Abweisung des Gesuchs um Bewilligung der unentgeltlichen Rechtspflege kein

Einzahlungsschein beigelegen habe. Diese Eingabe erfolgte nach Ablauf der

Nachfrist zur Leistung des Kostenvorschusses und damit verspätet. Der Einzahlungsschein

war der Beschwerdeführerin ohnehin schon mit der Verfügung vom 6. April 2023

zugestellt worden.
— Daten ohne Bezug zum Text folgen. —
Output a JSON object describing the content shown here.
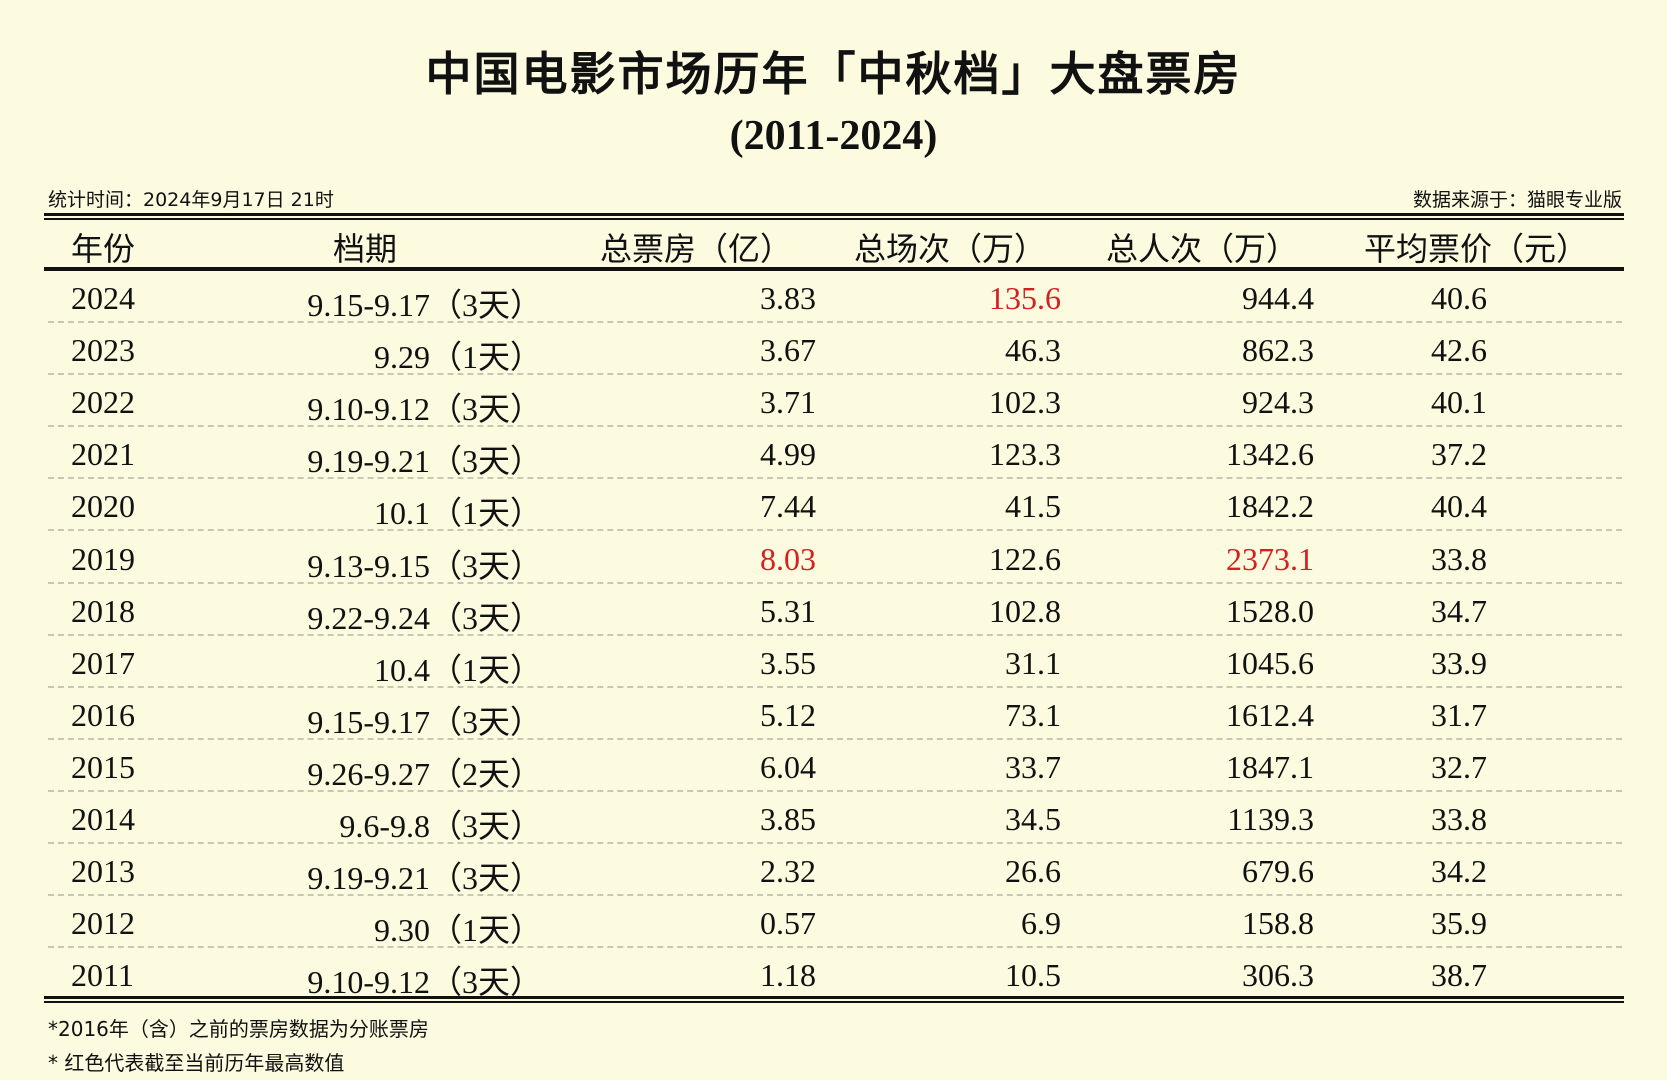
{
  "title": "中国电影市场历年「中秋档」大盘票房",
  "subtitle": "(2011-2024)",
  "stat_time": "统计时间：2024年9月17日 21时",
  "source": "数据来源于：猫眼专业版",
  "headers": [
    "年份",
    "档期",
    "总票房（亿）",
    "总场次（万）",
    "总人次（万）",
    "平均票价（元）"
  ],
  "highlight_color": "#d42020",
  "rows": [
    {
      "year": "2024",
      "period": "9.15-9.17（3天）",
      "box": "3.83",
      "shows": "135.6",
      "admissions": "944.4",
      "price": "40.6",
      "red": [
        "shows"
      ]
    },
    {
      "year": "2023",
      "period": "9.29（1天）",
      "box": "3.67",
      "shows": "46.3",
      "admissions": "862.3",
      "price": "42.6",
      "red": []
    },
    {
      "year": "2022",
      "period": "9.10-9.12（3天）",
      "box": "3.71",
      "shows": "102.3",
      "admissions": "924.3",
      "price": "40.1",
      "red": []
    },
    {
      "year": "2021",
      "period": "9.19-9.21（3天）",
      "box": "4.99",
      "shows": "123.3",
      "admissions": "1342.6",
      "price": "37.2",
      "red": []
    },
    {
      "year": "2020",
      "period": "10.1（1天）",
      "box": "7.44",
      "shows": "41.5",
      "admissions": "1842.2",
      "price": "40.4",
      "red": []
    },
    {
      "year": "2019",
      "period": "9.13-9.15（3天）",
      "box": "8.03",
      "shows": "122.6",
      "admissions": "2373.1",
      "price": "33.8",
      "red": [
        "box",
        "admissions"
      ]
    },
    {
      "year": "2018",
      "period": "9.22-9.24（3天）",
      "box": "5.31",
      "shows": "102.8",
      "admissions": "1528.0",
      "price": "34.7",
      "red": []
    },
    {
      "year": "2017",
      "period": "10.4（1天）",
      "box": "3.55",
      "shows": "31.1",
      "admissions": "1045.6",
      "price": "33.9",
      "red": []
    },
    {
      "year": "2016",
      "period": "9.15-9.17（3天）",
      "box": "5.12",
      "shows": "73.1",
      "admissions": "1612.4",
      "price": "31.7",
      "red": []
    },
    {
      "year": "2015",
      "period": "9.26-9.27（2天）",
      "box": "6.04",
      "shows": "33.7",
      "admissions": "1847.1",
      "price": "32.7",
      "red": []
    },
    {
      "year": "2014",
      "period": "9.6-9.8（3天）",
      "box": "3.85",
      "shows": "34.5",
      "admissions": "1139.3",
      "price": "33.8",
      "red": []
    },
    {
      "year": "2013",
      "period": "9.19-9.21（3天）",
      "box": "2.32",
      "shows": "26.6",
      "admissions": "679.6",
      "price": "34.2",
      "red": []
    },
    {
      "year": "2012",
      "period": "9.30（1天）",
      "box": "0.57",
      "shows": "6.9",
      "admissions": "158.8",
      "price": "35.9",
      "red": []
    },
    {
      "year": "2011",
      "period": "9.10-9.12（3天）",
      "box": "1.18",
      "shows": "10.5",
      "admissions": "306.3",
      "price": "38.7",
      "red": []
    }
  ],
  "notes": [
    "*2016年（含）之前的票房数据为分账票房",
    "* 红色代表截至当前历年最高数值"
  ]
}
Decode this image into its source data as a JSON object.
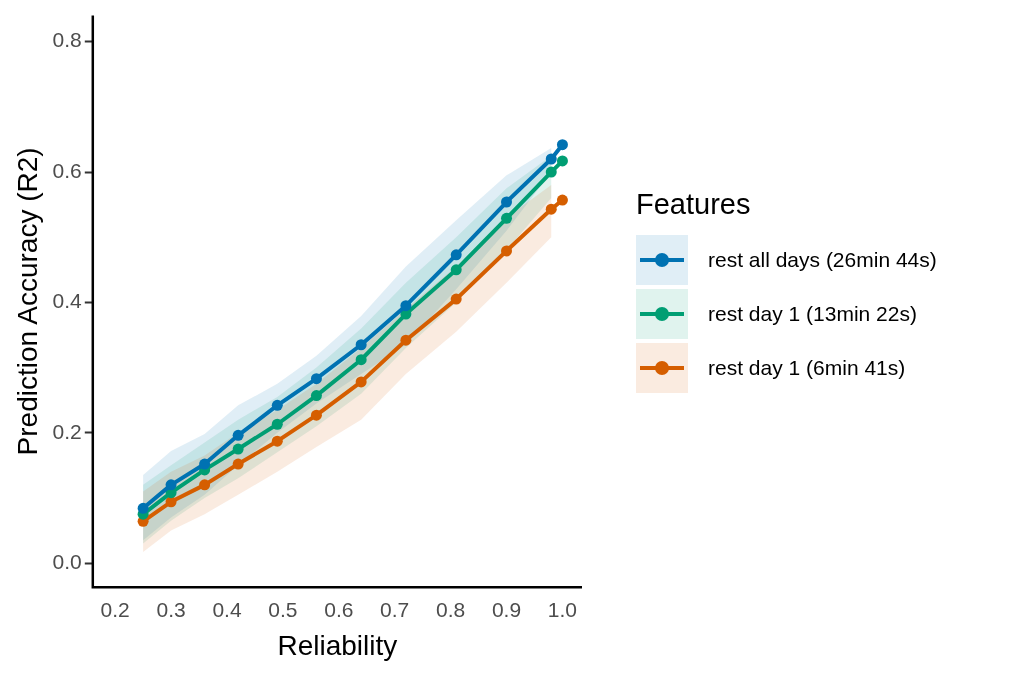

Auf die Erhebung von Gerichtskosten wird verzichtet.

Demgemäss

erkennt das Appellationsgericht (Einzelgericht):

://: Auf die Beschwerde gegen den Entscheid

des Zivilgerichts Basel-Stadt vom 10. Januar 2023 (V.2022.1039) wird nicht

eingetreten.

Es werden keine Gerichtskosten erhoben.

Mitteilung an:

-

Beschwerdeführerin

-

Beschwerdegegner

-

Zivilgericht Basel-Stadt

APPELLATIONSGERICHT BASEL-STADT

Die a.o. Gerichtsschreiberin

MLaw Anna Gombert

Rechtsmittelbelehrung

Gegen diesen

Entscheid kann unter den Voraussetzungen von Art. 72 ff. des Bundesgerichtsgesetzes

(BGG) innert 30 Tagen seit schriftlicher Eröffnung Beschwerde in Zivilsachen

erhoben werden. In vermögensrechtlichen Angelegenheiten gilt dies nur dann,

wenn der Streitwert die Beschwerdesumme gemäss Art. 74 Abs. 1 lit. a oder b BGG

erreicht (CHF 15'000.– bei Streitigkeiten aus Miete oder Arbeitsverhältnis

bzw. CHF 30'000.– in allen übrigen Fällen) oder wenn sich eine Rechtsfrage

von grundsätzlicher Bedeutung stellt. Die Beschwerdeschrift ist fristgerecht

dem Bundesgericht (1000 Lausanne 14) einzureichen. Für die Anforderungen an

deren Inhalt wird auf Art. 42 BGG verwiesen. Über die Zulässigkeit des

Rechtsmittels entscheidet das Bundesgericht.

Ob an Stelle der

Beschwerde in Zivilsachen ein anderes Rechtsmittel in Frage kommt (z.B. die

subsidiäre Verfassungsbeschwerde an das Bundesgericht gemäss Art. 113 BGG),

ergibt sich aus den anwendbaren gesetzlichen Bestimmungen. Wird sowohl

Beschwerde in Zivilsachen als auch Verfassungsbeschwerde erhoben, sind beide

Rechtsmittel in der gleichen Rechtsschrift einzureichen.